Un po’ si tratta di alcuni tra i giornali più letti e affidabili al mondo, un po’ c’entra il fatto che l’inglese è una porta d’accesso più facile. Ma stiamo cercando di migliorare su questo fronte, e conta che già oggi quando scriviamo di una storia indiana andiamo a controllare cosa dicono i giornali indiani, etc

Pensi che il Post abbia oramai massimizzato la sua diffusione all’interno della sua nicchia di potenziali lettori? o può crescere ancora diventando più mainstream?

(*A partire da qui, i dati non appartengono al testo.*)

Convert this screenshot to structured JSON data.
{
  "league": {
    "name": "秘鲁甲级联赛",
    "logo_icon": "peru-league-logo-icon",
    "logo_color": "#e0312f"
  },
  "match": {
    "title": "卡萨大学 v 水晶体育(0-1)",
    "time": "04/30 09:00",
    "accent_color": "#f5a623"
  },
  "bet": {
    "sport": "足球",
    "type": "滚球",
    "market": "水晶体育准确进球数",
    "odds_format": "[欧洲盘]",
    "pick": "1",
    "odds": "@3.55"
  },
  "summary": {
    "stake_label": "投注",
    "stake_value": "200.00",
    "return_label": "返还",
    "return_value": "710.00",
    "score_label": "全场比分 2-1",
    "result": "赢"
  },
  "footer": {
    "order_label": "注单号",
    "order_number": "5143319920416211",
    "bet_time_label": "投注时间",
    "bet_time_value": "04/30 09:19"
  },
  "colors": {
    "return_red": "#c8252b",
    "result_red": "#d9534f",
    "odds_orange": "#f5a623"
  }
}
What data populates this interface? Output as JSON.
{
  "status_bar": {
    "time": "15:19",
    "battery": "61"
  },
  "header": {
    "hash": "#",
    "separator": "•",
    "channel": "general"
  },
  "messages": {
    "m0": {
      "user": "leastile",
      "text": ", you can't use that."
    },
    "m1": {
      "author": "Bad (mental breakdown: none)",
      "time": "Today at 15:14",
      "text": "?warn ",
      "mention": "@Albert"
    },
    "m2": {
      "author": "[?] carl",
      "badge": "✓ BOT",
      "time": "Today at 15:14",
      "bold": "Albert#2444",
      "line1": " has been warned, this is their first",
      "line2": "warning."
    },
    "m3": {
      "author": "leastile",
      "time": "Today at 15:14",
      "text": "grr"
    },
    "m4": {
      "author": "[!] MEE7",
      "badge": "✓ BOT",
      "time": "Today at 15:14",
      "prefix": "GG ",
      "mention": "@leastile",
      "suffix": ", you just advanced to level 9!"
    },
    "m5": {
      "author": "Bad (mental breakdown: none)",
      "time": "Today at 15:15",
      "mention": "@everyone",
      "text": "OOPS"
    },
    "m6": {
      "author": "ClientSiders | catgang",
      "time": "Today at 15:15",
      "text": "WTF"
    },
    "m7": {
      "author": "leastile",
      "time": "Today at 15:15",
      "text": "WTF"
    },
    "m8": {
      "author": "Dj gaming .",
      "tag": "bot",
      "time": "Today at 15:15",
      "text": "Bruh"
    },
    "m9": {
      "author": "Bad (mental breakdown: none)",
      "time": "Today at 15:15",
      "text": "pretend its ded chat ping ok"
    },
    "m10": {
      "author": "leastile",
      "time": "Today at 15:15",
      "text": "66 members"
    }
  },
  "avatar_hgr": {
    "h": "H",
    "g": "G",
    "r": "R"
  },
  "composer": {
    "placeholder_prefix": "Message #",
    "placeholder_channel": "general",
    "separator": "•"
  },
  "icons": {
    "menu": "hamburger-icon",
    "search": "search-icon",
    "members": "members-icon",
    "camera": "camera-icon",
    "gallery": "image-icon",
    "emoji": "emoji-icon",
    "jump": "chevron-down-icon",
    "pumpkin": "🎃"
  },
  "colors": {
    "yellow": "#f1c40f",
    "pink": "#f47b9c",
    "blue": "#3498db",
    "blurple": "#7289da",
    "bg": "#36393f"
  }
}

Al di là delle mie opinioni, i nostri tassi di crescita anno su anno dicono che abbiamo ancora grossi margini. Secondo noi si può diventare “più mainstream” senza per questo diventare peggiori (o almeno quella è l’idea).

Avete intenzione di fare delle piccole pagine di informazione locali, visto che i peggiori quotidiani, a mio avviso, sono proprio quelli locali, e il vostro stile pulito, chiaro e veritiero renderebbe un servizio notevole.

Ci piacerebbe e ne abbiamo anche parlato, ma oggi non ne abbiamo le forze e non credo le avremo a breve. Continuiamo di tanto in tanto a occuparci di storie locali che possono avere un interesse generale, ma capisco che non è quello a cui ti riferisci.